President Joe Biden (left) participated in a news conference with Japanese Prime Minister Fumio Kishida (right) in Tokyo on Monday.

Prior to Biden’s press conference commentary, National Security Adviser Jake Sullivan said Taiwan would not be included in the 13-nation Indo-Pacific economic framework.

It was just another sign of how professional diplomats often try to handle issues so explosive they are often simply called “straits issues”. The inclusion of Taiwan would have irritated China.

His comments on Ukraine indicated that the brutal war on the other side of the war was never far from mind, even on a trip meant to show a focus on Asia and new economic cooperation in the wake of the COVID-19 pandemic.

Kishida said he repeatedly issued his own denunciations of Russia’s use of force in Ukraine, in language that could apply to the region as well.

‘Russia’s aggression against Ukraine undermines the foundations of the world order.
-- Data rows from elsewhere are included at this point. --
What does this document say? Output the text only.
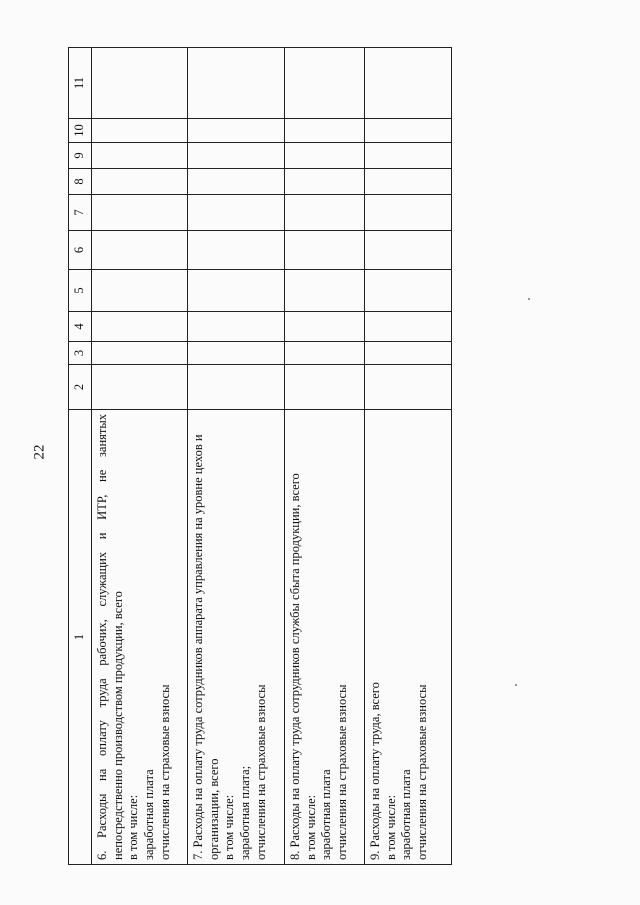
22
1	2	3	4	5	6	7	8	9	10	11

6. Расходы на оплату труда рабочих, служащих и ИТР, не занятых непосредственно производством продукции, всего в том числе: заработная плата отчисления на страховые взносы										

7. Расходы на оплату труда сотрудников аппарата управления на уровне цехов и организации, всего в том числе: заработная плата; отчисления на страховые взносы										

8. Расходы на оплату труда сотрудников службы сбыта продукции, всего в том числе: заработная плата отчисления на страховые взносы										

9. Расходы на оплату труда, всего в том числе: заработная плата отчисления на страховые взносы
And in no way can we allow such attempts to change the status quo in the future, anywhere in the world,” he said on Monday.

At the press conference, he said that Japan “firmly opposes the attempt to change the status quo by force” in the East China Sea and the South China Sea, a reference to Chinese territorial claims.

And he called for “peace and stability across the Taiwan Strait,” while raising “serious concern” about North Korea’s missile launches and nuclear tests.